Thailand Title Deeds and Land Titles
As a buyer you need to be aware of the various title deeds and land titles in Thailand to better understand what you are being offered. Land titles are the most common evidence to prove land ownership, rights of possession and other interests in land. In Thailand, there are various types of land title and each provides a different level of security for the owner.
Remember, property title is proof of ownership; therefore the quality of the land title determines that fundamental security of your investment.
As a foreigner buying land in Thailand, you should only consider land that comes with a Chanote, Nor Sor 3 or Nor Sor 3 Gor. These titles can be sold, leased and used as mortgage collateral. They are the only titles over which can be registered for right of ownership and or lease to exist.

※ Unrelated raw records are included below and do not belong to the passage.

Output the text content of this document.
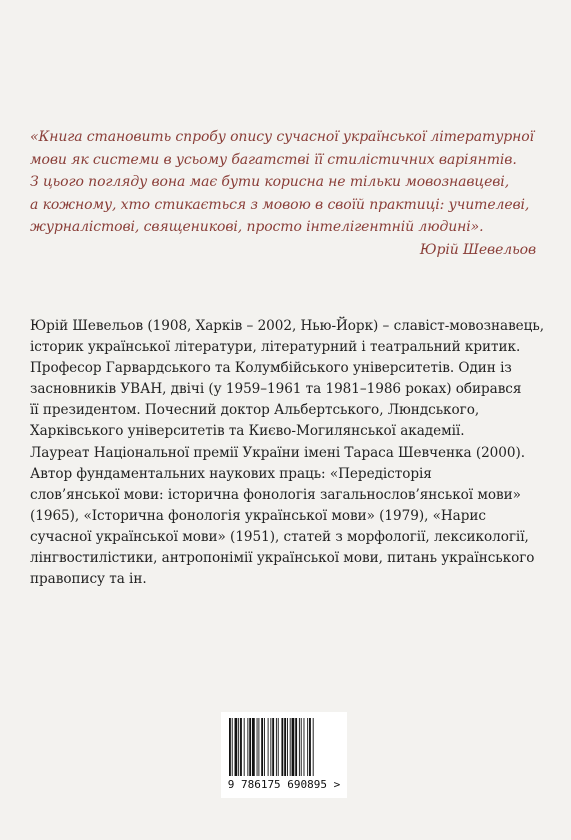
«Книга становить спробу опису сучасної української літературної
мови як системи в усьому багатстві її стилістичних варіянтів.
З цього погляду вона має бути корисна не тільки мовознавцеві,
а кожному, хто стикається з мовою в своїй практиці: учителеві,
журналістові, священикові, просто інтелігентній людині».
Юрій Шевельов
Юрій Шевельов (1908, Харків – 2002, Нью-Йорк) – славіст-мовознавець,
історик української літератури, літературний і театральний критик.
Професор Гарвардського та Колумбійського університетів. Один із
засновників УВАН, двічі (у 1959–1961 та 1981–1986 роках) обирався
її президентом. Почесний доктор Альбертського, Люндського,
Харківського університетів та Києво-Могилянської академії.
Лауреат Національної премії України імені Тараса Шевченка (2000).
Автор фундаментальних наукових праць: «Передісторія
слов’янської мови: історична фонологія загальнослов’янської мови»
(1965), «Історична фонологія української мови» (1979), «Нарис
сучасної української мови» (1951), статей з морфології, лексикології,
лінгвостилістики, антропонімії української мови, питань українського
правопису та ін.
9 786175 690895 >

Checking land titles is a matter for lawyers. It is strongly advised not to buy land without full due diligence and title investigation being carried out on the land by a competent Thai law firm.
The most secure type of land title in Thailand is called Chanote. This is a true land title deed and officially called Nor Sor (4) or more commonly referred to as Chanote. This is land that has been accurately surveyed using a global positioning system (GPS) to set the area and boundaries of the land and plot them against the national land survey grid. A common sign of Chanote titled land is the existence of numbered concrete posts in the ground marking the boundaries.
A person with their name shown on a Chanote title deed has the legal right to the land and can use the deed to confirm this right to government authorities. Still a large percentage of the land in Phuket has yet to be surveyed. For this reason, Chanote titled land can often be hard to find and thus commands a premium.
Nor Sor (3) Gor
The second most secure land title is Nor Sor (3)Gor, and is also commonly marked out with marker posts against the national survey. This land title can be used to prove ownership and possession. This type of land title certifies that the person on the certificate has a confirmed right to use the land. It implies that all requirements to issue the title deed have been met and that the title deed is pending.
Nor Sor (3)
The third level of land title is called Nor Sor (3) or certificate of use. This is basically the same as Nor Sor (3) Gor (confirmed certificate of use), except not all formalities required for certifying the right to use the land have been performed. Therefore, before any change in ownership of this land a public notice of intent must be posted for 30 days before it can be sold, leased or transferred to another party.
Sor Gor (1)
Sor Gor (1) is a notification form of possessed land, which shows and maintains the existing rights to the particular land. In the 1950’s, the government advised all land proprietors to notify their possession of land to the government using a Sor Gor (1) form. After it was proven that such a proprietor had possessed and used the benefit of the land legally, the government would then issue Nor Sor (3) as evidence. This right will be protected by the law and can be used as evidence in any dispute with a private individual or the government. While Sor Gor (1) is potentially upgradeable, until then the owner does not have the right to build on this land.
A condominium comprises title to a private condominium unit, together with co-ownership of common property. Due to the fact that condominiums are a special form of property that foreigners can own, many aspects of condominiums are governed by legislation contained in The Condominium Act, which clarifies the law for property developers and provides a degree of “consumer protection” for buyers.
Only 49% of the registrable area of a condominium development can be allocated to foreign buyers but this is one of the easiest ways for foreigners to acquire direct property ownership in Thailand, and it is the most clear, straightforward and unambiguous ownership type.